Brainstorming continues to be a common method to try and shake out the cobwebs and draw out new ideas from teams. In practice however, the outcome of brainstorming often falls short of expectations as team get stymied by a stalled creative front. Psychological inertia, hidden agenda, lack of insight can all contribute to these non-productive innovation weather patterns. To understand how people can influence the brainstorming outcome, let’s look to the wisdom of the cloud.
There are a number of different types of clouds, each with its own make up and effect on the weather. So too are there difference classes of participants in a brainstorming exercise. Can you recognize the similarities?
Cumulus clouds are puffy and cheerful. These clouds are willing participants in the brainstorming exercise, but rarely contribute any significant ideas. They tend to revel in the exercise and cheer on other cumulus clouds by seeing the shapes of imagined novelty in what are in reality the same old concepts.
Cirrus clouds are high and wispy. They often bring some very high-level ideas to the table. But, the ideas are generally not deep and may lack good alignment with the overall business objectives. It can be a challenge to distinguish between the cirrus idea that could have value if it were only further developed and the concept which is going to simply drain valuable resources to explore and kill because it is not a good fit.
Fog. Need we say more. We can all recognize the team member who just doesn’t seem to have a clue.

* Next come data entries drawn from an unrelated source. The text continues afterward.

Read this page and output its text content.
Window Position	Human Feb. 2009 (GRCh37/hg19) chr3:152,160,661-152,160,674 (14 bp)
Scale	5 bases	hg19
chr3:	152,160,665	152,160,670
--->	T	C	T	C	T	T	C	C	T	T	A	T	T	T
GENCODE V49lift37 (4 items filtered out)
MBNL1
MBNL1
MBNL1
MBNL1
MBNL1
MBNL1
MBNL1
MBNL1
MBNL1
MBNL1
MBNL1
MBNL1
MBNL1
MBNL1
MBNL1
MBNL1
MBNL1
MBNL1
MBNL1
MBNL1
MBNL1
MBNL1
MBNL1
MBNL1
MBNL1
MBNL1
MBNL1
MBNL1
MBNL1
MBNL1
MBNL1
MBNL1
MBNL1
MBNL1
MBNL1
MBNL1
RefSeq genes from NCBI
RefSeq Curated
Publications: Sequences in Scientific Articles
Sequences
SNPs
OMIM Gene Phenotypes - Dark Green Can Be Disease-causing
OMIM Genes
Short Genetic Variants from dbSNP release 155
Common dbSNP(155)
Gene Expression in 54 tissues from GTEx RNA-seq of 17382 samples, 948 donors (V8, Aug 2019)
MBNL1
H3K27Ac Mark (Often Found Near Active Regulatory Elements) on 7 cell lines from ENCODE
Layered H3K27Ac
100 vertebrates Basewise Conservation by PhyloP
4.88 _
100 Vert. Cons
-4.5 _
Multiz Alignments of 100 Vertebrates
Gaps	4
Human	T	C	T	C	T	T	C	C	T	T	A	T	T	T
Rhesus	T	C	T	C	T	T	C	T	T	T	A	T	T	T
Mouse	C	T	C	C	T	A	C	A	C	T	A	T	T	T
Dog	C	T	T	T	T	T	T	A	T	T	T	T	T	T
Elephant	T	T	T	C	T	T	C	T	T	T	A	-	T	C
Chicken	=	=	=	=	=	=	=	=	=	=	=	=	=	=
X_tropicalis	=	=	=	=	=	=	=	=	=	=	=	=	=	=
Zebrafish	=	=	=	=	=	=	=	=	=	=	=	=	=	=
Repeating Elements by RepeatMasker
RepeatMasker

Cumulonimbus clouds have presence. They are large and have great substance. But they can also bring great destruction as they unleash their energy. These people often harbor hidden agenda. The tornado of energy is released not so much to advance the cause, but to tear down the ideas of other in an attempt to perpetuate their own views and goals.
Nimbostratus are the clouds that yield steady rain. It is sometimes uncomfortable to want in the rain, but as any farmer will tell you, you need water to grow crops. The reason these peoples’ ideas often feel uncomfortable is that these concepts are grounded—they are novel enough to simulate that instinct to resist change, but grounded in enough reality to seem achievable. These are often the most productive member of the brainstorming team.
If we want to stimulate more innovation rain, how can we do this? Seed the clouds with knowledge.
Brainstorming doesn’t create new ideas. It simply helps people tap into what they have forgotten they know. The more relevant knowledge they have access to, the more ease with which they can access that knowledge in a useful way, the more likely they are to make the connections that produce that moment of creative synthesis.
Connecting innovation workers to the right knowledge at the right time is a key aspect of how you can increase the innovation productivity of your organization in brainstorming and other innovation activities as well.